J'ai envie de croire que ces deux Omar ne sont pas la même personne mais plus le temps passe, plus on gratte à plusieurs, plus mes espoirs s'amenuisent. Il y a quelques jours, prise d'un élan passionnel, j'ai décidé d'écrire une lettre à Omar. Mon Omar, en espérant que ce n'est pas celui qui se trouve dans les geôles Syriennes. J'ai envie de rêver qu'un de ces traditionnels et salvateurs excès de parano lui aura fait changer d'identité numérique et que d'un cyber de Damas, il continue à faire sa révolution.

« Omar, wala Homarr ? »

C’était la blague, quand je t’ai rencontré. Je voulais tester, la réaction, l’humour, me faire accepter, briser la glace d’une manière facile. La blague est restée et les copains te la balançaient de temps en temps. Si on traduit, ça donne « Omar ou âne ? »

Moi, je me méfiais. Se méfier, c’est survivre, c’est toi qui me l’a appris.

Comme utiliser Tor, déambuler dans les vieilles rues du centre de Damas pour fatiguer les followers… C’est toi qui m’a aidée à supprimer toute trace du blog, toute référence à ma profession sur facebook, sur twitter, à nettoyer les traces. Beaucoup de temps passé, que je pensais perdu à l’époque. C’est toi qui m’a montré un cyber où ils ne demandaient pas de pièce d’identité.

Pourtant je me méfiais.

Après tout, j’en savais peu sur toi, puisque tu te méfiais de tout le monde, de moi y compris. Je te donnais la trentaine et j’ai appris lors de cette arrestation, que tu n’aurais que 24 ans.

Un môme

Un môme peut-être en prison aujourd’hui. Un gars avec un sacré courage.

« Omar, wala Homarr ? »

On riait bien et tu repoussais toute tentative d’en savoir plus de ma part comme je repoussais les tiennes. Tu te méfiais mais tu m’aidais à comprendre, lors de ces trop peu nombreuses soirées à boire du thé, ce qu’il se passait autour de moi.

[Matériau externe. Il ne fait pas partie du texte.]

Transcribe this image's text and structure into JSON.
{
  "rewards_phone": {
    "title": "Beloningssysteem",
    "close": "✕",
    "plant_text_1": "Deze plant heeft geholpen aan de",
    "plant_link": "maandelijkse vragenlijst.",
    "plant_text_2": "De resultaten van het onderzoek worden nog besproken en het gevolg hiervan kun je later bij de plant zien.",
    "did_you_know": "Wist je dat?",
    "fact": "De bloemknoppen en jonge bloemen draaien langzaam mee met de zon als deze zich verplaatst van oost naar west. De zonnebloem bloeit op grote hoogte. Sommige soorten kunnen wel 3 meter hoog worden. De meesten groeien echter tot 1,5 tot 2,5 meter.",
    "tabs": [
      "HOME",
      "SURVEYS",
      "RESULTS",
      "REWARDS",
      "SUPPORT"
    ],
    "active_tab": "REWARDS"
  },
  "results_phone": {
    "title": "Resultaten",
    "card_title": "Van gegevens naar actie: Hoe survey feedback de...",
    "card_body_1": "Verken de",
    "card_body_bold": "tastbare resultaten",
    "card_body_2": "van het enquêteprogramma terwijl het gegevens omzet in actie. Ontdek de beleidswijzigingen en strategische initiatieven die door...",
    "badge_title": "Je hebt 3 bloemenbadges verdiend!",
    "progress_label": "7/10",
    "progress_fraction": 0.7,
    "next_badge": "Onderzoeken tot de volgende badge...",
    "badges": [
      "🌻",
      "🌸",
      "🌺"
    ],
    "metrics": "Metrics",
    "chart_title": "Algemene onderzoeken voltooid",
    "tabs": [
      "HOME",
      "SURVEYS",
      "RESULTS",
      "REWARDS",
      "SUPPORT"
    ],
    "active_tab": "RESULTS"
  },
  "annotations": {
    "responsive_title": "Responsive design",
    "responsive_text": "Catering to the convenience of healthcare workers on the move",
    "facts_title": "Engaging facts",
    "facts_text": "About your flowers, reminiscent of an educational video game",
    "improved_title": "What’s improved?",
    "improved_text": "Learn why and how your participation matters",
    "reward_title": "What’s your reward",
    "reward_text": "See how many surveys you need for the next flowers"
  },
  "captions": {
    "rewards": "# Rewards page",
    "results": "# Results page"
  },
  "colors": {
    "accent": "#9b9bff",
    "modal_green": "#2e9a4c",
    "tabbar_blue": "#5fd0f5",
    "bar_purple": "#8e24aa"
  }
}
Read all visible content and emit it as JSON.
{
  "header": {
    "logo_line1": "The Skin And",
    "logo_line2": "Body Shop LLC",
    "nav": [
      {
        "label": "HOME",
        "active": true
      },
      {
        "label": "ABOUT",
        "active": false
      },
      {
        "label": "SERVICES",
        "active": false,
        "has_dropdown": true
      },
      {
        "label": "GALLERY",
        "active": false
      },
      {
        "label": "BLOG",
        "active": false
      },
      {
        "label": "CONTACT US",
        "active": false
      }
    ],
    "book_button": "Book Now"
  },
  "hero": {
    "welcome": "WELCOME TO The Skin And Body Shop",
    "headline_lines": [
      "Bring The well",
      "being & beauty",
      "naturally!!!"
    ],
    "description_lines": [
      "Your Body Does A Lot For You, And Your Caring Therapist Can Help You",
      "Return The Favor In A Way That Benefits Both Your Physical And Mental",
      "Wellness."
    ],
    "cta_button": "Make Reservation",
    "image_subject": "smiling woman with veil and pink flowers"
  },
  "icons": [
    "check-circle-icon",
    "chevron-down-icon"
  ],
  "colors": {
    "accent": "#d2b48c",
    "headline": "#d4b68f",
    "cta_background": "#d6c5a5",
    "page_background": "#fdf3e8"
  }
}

C’est aussi toi qui m’a dit alors que je planquais mon édirol sus mes vêtements en prévision d’une manif : « souviens-toi d’une chose, c’est que t’es une fille… » et dans la bouche de quelqu’un qui savait ce qu’il arrive aux journalistes qui se font arrêter, cette phrase prenait tout son sens. J’allais retrouver un collègue français ce jour-là, j’y ai à peine prêté attention.

« Omar, wala Homarr ? »

Je crois que c’est la première chose que je te dirai quand on se reverra. Tu sais, quand tu seras libéré, toi et les autres et on fêtera ça.

On ira à Tartous, où t’es jamais allé, marcher au bord de la mer en manger des sandwitches pas bons, je fera plein de photos.

Puis on ira à Homs, regarder l’étendue des dégâts, vomir nos sandwitches pas bons. On ira insulter le mec du cyber où j'imagine qu'on m’a piqué tous mes mots de passe et on ira voir si la sandwitcherie est toujours là, si le grand miroir est toujours en place, si la télé diffuse toujours des images d’une chaîne nationale.

Et ce jour-là, tu me diras qu’il n’y a plus besoin de se méfier parce que tu vivras dans un pays libre.